The GMB dataset can be downloaded from:
http://gmb.let.rug.nl/data.php
Specifically:
http://gmb.let.rug.nl/releases/gmb-1.0.0.zip
Be aware of the following modifications:
There was only one instance of label "ART", in: "The Who is currently touring in support of [Endless Wire]_ART, its first album since 1982."
This label was removed [located in p01/d0488]

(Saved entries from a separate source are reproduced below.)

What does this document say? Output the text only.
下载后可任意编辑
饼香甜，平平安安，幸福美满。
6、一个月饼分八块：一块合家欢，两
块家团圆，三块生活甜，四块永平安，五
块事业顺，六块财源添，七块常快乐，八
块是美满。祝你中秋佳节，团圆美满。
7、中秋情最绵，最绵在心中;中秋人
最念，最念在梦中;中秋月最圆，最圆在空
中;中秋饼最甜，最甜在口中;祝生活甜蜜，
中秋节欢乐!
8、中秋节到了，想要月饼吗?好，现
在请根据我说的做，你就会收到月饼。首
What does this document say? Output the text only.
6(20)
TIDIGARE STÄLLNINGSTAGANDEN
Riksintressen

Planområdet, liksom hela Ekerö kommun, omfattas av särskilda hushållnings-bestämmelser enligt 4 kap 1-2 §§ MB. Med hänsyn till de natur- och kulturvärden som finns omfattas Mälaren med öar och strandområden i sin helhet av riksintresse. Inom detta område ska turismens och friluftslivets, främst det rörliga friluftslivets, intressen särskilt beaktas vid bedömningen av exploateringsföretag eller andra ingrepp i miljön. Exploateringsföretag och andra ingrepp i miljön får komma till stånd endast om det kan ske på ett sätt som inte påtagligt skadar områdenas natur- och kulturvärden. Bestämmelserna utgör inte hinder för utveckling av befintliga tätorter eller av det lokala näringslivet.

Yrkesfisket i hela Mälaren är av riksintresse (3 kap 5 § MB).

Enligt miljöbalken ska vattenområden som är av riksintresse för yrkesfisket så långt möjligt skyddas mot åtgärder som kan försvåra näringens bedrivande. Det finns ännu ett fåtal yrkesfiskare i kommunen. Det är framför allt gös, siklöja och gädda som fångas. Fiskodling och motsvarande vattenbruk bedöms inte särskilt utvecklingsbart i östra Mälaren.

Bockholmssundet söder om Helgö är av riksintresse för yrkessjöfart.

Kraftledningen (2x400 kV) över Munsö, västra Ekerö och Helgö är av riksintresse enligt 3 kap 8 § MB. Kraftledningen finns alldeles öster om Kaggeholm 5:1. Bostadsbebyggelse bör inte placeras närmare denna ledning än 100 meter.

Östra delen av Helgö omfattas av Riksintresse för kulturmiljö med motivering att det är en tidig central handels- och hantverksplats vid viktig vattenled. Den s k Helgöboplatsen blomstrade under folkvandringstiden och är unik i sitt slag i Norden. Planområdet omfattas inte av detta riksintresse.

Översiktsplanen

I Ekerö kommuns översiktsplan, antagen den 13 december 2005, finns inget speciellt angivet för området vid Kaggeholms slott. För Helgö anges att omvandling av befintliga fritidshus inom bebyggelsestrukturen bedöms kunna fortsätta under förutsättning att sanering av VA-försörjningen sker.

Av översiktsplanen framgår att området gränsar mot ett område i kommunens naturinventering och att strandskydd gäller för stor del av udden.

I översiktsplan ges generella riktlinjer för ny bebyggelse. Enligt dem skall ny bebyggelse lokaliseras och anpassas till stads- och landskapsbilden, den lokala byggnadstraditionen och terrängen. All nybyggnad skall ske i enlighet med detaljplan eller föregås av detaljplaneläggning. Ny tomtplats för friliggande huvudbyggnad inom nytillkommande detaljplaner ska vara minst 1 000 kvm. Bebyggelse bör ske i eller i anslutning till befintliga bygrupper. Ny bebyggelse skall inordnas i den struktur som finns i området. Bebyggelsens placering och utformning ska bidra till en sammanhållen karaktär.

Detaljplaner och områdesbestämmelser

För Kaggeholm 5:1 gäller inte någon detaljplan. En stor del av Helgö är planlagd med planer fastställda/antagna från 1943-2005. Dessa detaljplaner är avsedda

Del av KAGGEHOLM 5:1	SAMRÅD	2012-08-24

To Split data into the sub-domains CIA, VOA and MASC, use the following:
grep -lrnw . -e "Voice of America" | cut -d'/' -f-3 | cut -c 3- | xargs -I '{}' mkdir -p VOA/'{}'; mv ./'{}' VOA/'{}'
grep -lrnw . -e "Voice of America" | cut -d'/' -f-3 | cut -c 3- | xargs -I '{}' mv ./'{}' VOA/'{}'
There are only five instances of "TTL", so these were removed. They were in: - IDB [President] Luis Alberto Moreno -> changed TTL to PER [p16/d0527] - [President] Bush signed a new anti-genetic [p73/d0102/] -> TTL to PER - [Professor] Comerio talks about the scope [p75/d0108/] -> TTL to PER - Mounting calls for [Senator] Hillary Clinton [p60/d0292] -> TTL to PER - [Rep.] Tony Hall, D-Ohio, urges the United (MASC) [p03/d0686] -> TTL to PER
Note - all except for p03/d0686 were in VOA.